Бес был рад тому обстоятельству, что Волк вызвался его сопровождать, и очень сожалел о том, что Ара с Улой столь не ко времени отправились в дальнюю экспедицию. А ведь Бес возражал против этого, но его не послушали. Кон был уверен, что меченым в Приграничье не удержаться, а вот Бес думал иначе и, в конце концов, оказался прав. Два замка, Ож и Ингуальд, причем без драки и неизбежных потерь, перейдут в руки меченых. Таким достижением можно гордиться. Кон искал союзников против Храма в далеких Суранских степях, а Бес нашел их рядом, в Лэнде.

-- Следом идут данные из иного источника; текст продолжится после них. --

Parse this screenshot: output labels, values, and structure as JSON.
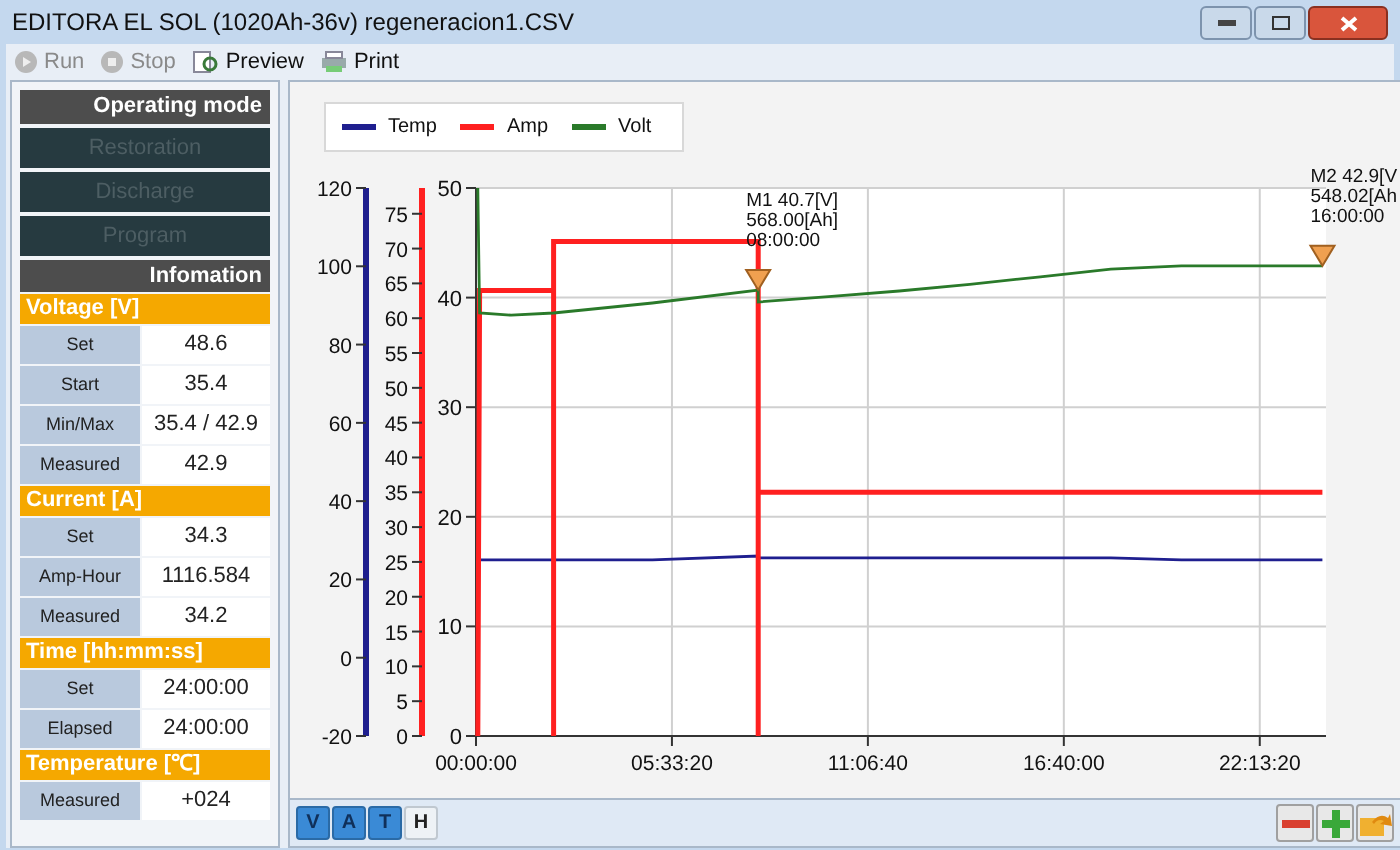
{
  "window": {
    "title": "EDITORA EL SOL (1020Ah-36v) regeneracion1.CSV",
    "controls": [
      {
        "kind": "minimize"
      },
      {
        "kind": "maximize"
      },
      {
        "kind": "close"
      }
    ]
  },
  "toolbar": [
    {
      "label": "Run",
      "kind": "run",
      "disabled": true
    },
    {
      "label": "Stop",
      "kind": "stop",
      "disabled": true
    },
    {
      "label": "Preview",
      "kind": "preview",
      "disabled": false
    },
    {
      "label": "Print",
      "kind": "print",
      "disabled": false
    }
  ],
  "sidebar": {
    "mode_header": "Operating mode",
    "modes": [
      {
        "label": "Restoration",
        "disabled": true
      },
      {
        "label": "Discharge",
        "disabled": true
      },
      {
        "label": "Program",
        "disabled": true
      }
    ],
    "info_header": "Infomation",
    "sections": [
      {
        "title": "Voltage [V]",
        "rows": [
          {
            "label": "Set",
            "value": "48.6"
          },
          {
            "label": "Start",
            "value": "35.4"
          },
          {
            "label": "Min/Max",
            "value": "35.4 / 42.9"
          },
          {
            "label": "Measured",
            "value": "42.9"
          }
        ]
      },
      {
        "title": "Current [A]",
        "rows": [
          {
            "label": "Set",
            "value": "34.3"
          },
          {
            "label": "Amp-Hour",
            "value": "1116.584"
          },
          {
            "label": "Measured",
            "value": "34.2"
          }
        ]
      },
      {
        "title": "Time [hh:mm:ss]",
        "rows": [
          {
            "label": "Set",
            "value": "24:00:00"
          },
          {
            "label": "Elapsed",
            "value": "24:00:00"
          }
        ]
      },
      {
        "title": "Temperature [℃]",
        "rows": [
          {
            "label": "Measured",
            "value": "+024"
          }
        ]
      }
    ]
  },
  "chart": {
    "chart_data": {
      "type": "line",
      "x": [
        0.05,
        0.1,
        1,
        2.2,
        2.2,
        2.2,
        5,
        8,
        8,
        8,
        10,
        12,
        14,
        16,
        18,
        20,
        22,
        24
      ],
      "xlim": [
        0,
        24.1
      ],
      "xticks": [
        {
          "value": 0,
          "label": "00:00:00"
        },
        {
          "value": 5.5556,
          "label": "05:33:20"
        },
        {
          "value": 11.1111,
          "label": "11:06:40"
        },
        {
          "value": 16.6667,
          "label": "16:40:00"
        },
        {
          "value": 22.2222,
          "label": "22:13:20"
        }
      ],
      "grid": true,
      "ylim": [
        0,
        50
      ],
      "yticks": [
        0,
        10,
        20,
        30,
        40,
        50
      ],
      "y2lim": [
        -20,
        120
      ],
      "y2ticks": [
        -20,
        0,
        20,
        40,
        60,
        80,
        100,
        120
      ],
      "y3lim": [
        0,
        78.7
      ],
      "y3ticks": [
        0,
        5,
        10,
        15,
        20,
        25,
        30,
        35,
        40,
        45,
        50,
        55,
        60,
        65,
        70,
        75
      ],
      "series": [
        {
          "name": "Temp",
          "color": "#1f1f8f",
          "axis": "y2",
          "values": [
            null,
            25,
            25,
            25,
            25,
            25,
            25,
            26,
            26,
            25.5,
            25.5,
            25.5,
            25.5,
            25.5,
            25.5,
            25,
            25,
            25
          ]
        },
        {
          "name": "Amp",
          "color": "#ff2020",
          "axis": "y3",
          "values": [
            0,
            64,
            64,
            64,
            0,
            71,
            71,
            71,
            0,
            35,
            35,
            35,
            35,
            35,
            35,
            35,
            35,
            35
          ]
        },
        {
          "name": "Volt",
          "color": "#2a7a2a",
          "values": [
            50,
            38.6,
            38.4,
            38.6,
            38.6,
            38.6,
            39.5,
            40.7,
            40.7,
            39.6,
            40.1,
            40.6,
            41.2,
            41.9,
            42.6,
            42.9,
            42.9,
            42.9
          ]
        }
      ],
      "annotations": [
        {
          "x": 8,
          "y": 40.7,
          "text": "M1 40.7[V]\n568.00[Ah]\n08:00:00"
        },
        {
          "x": 24,
          "y": 42.9,
          "text": "M2 42.9[V\n548.02[Ah\n16:00:00"
        }
      ]
    }
  },
  "bottom_bar": {
    "toggles": [
      {
        "label": "V",
        "selected": true
      },
      {
        "label": "A",
        "selected": true
      },
      {
        "label": "T",
        "selected": true
      },
      {
        "label": "H",
        "selected": false
      }
    ],
    "tools": [
      {
        "kind": "zoom-out"
      },
      {
        "kind": "zoom-in"
      },
      {
        "kind": "reset"
      }
    ]
  }
}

А что если Сигрид откажется стать его женой? Беса даже пот прошиб от дурного предчувствия. То-то будет смеху. Уж Зуб и Агнесс не оставят его после этого в покое. Жених! Бес покраснел и откинулся на спину. Лучше об этом не думать, а там будь что будет. В конце концов, Бес не хуже других, не хуже верзилы Гарольда, который, надо отдать ему должное, поступает с ним по-братски. Неужели он не любит Сигрид? Это удивительно. Как можно быть рядом с Сигрид и не влюбиться в нее? А может, у Гарольда есть другая девушка? Конечно, есть. Говорят, что в Бурге девчонок видимо невидимо. Ну а если Сигрид откажется, то, значит, так тому и быть. Бес не маленький мальчик, плакать не станет. Их союз с Гарольдом все равно останется и силе. Для меченого долг выше любви, и Бес свой долг выполнит до конца.

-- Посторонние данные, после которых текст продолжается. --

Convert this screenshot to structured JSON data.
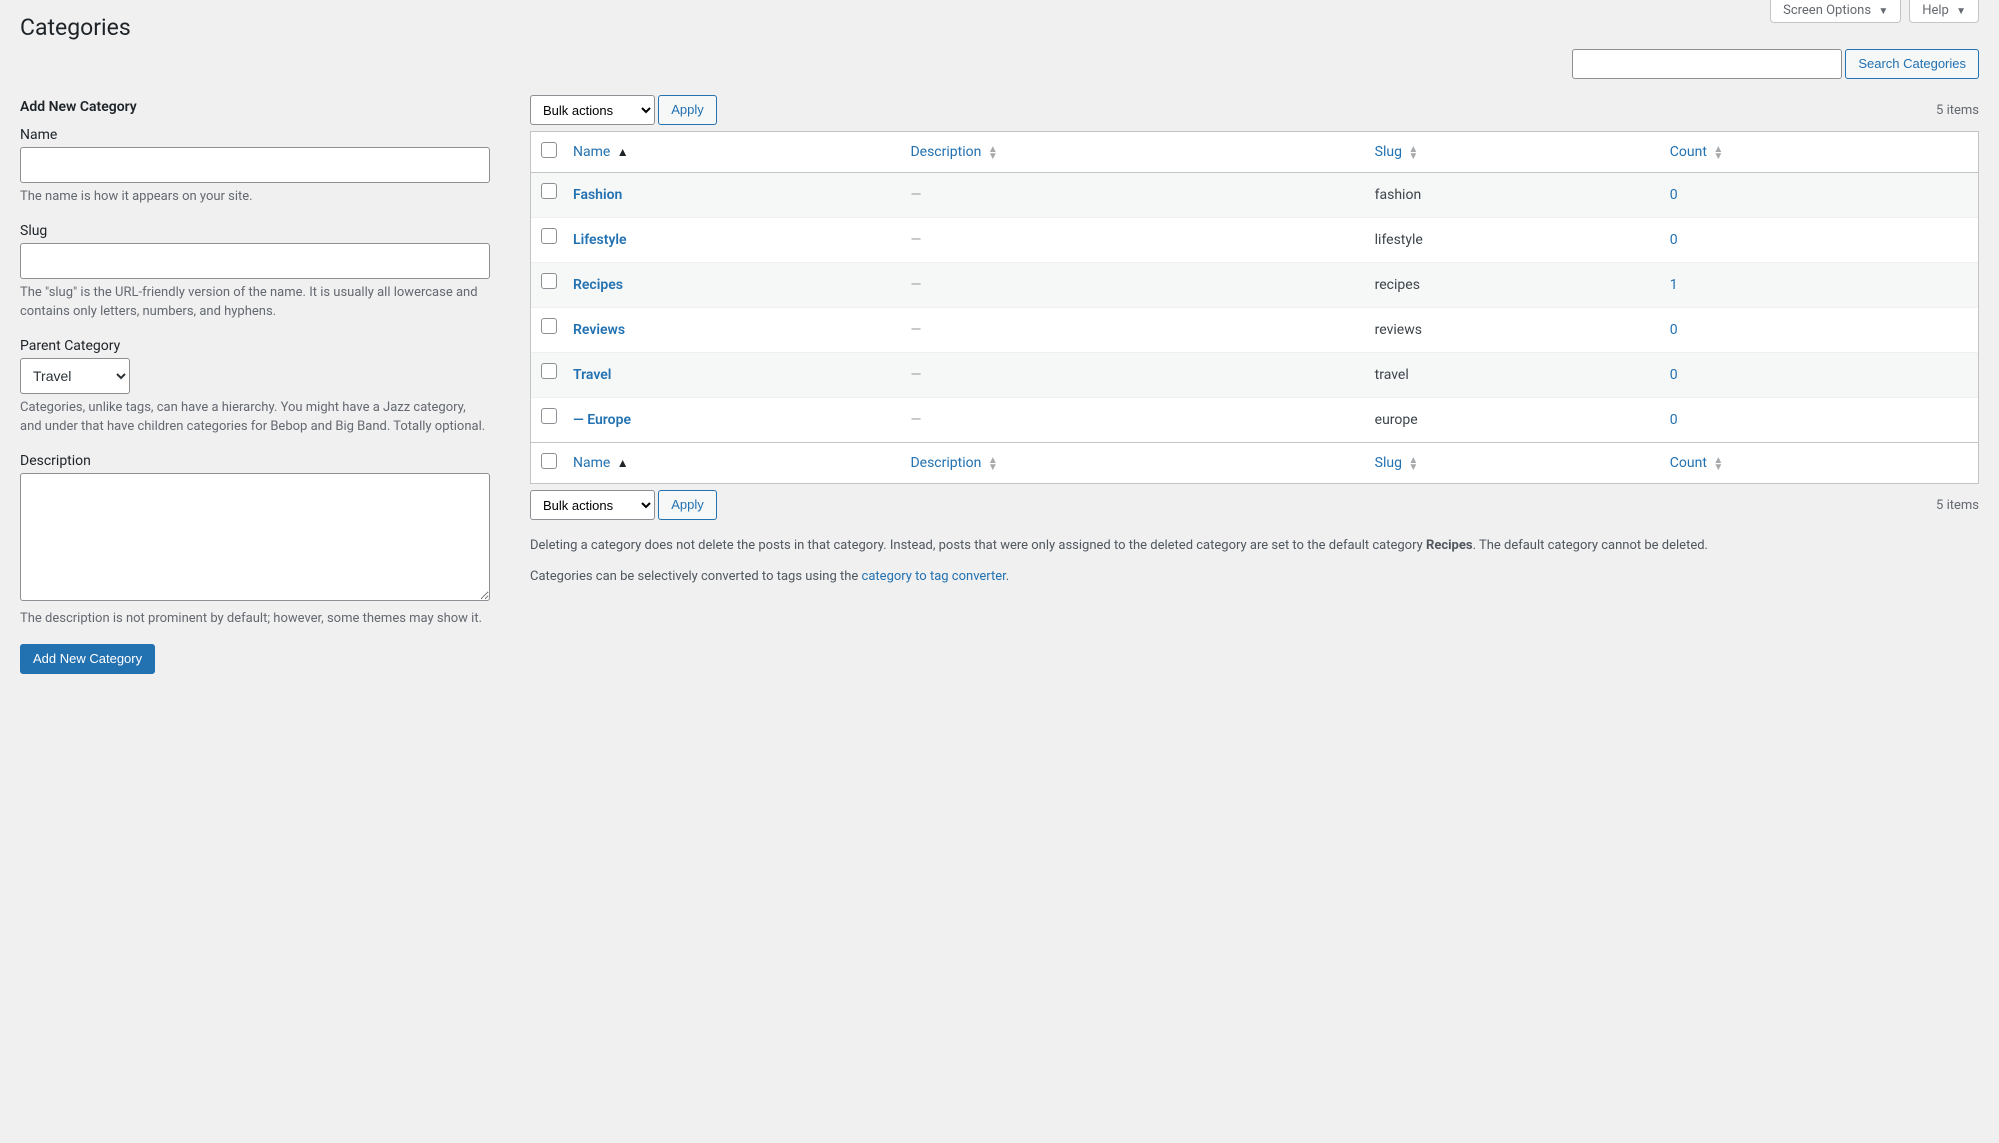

Он заснул перед самым рассветом и наверняка бы проспал, если бы Волк не разбудил его протяжным свистом. Бес прихватил оружие и тихонечко проскользнул мимо спящей матери к выходу. Данна не проснулась, и он вздохнул с облегчением. Менее всего ему хотелось сейчас отвечать на ее вопросы. Сигрид почему-то не понравилась Данне, и Бес опасался, как бы мать не вмешалась в ход столь удачно складывающихся событий.
— Здоров ты спать, жених, — сердито прошипел Зуб. — У нас уже губы опухли от свиста.
Утро выдалось прохладным, и, чтобы согреться, меченые пустили лошадей с места рысью. Бес первым вылетел за ворота крепости, обогнав Волка. Хотя, не исключено, что Волк придержал коня, чтобы не огорчать Беса. Но все равно, украденный у Гарольда конь был хорош, не хуже вороного, который остался на конюшне. Может быть, зря Бес не сел на вороного? Гарольду может не понравиться, что меченый приехал на его коне. Но, в конце концов, если Гарольду так уж дорог этот конь, то Бес его вернет, хотя у нордлэндского короля наверняка нет недостатка в лошадях.
Солнце еще не достигло зенита, когда группа веселых всадников приблизилась к стенам Ожского замка.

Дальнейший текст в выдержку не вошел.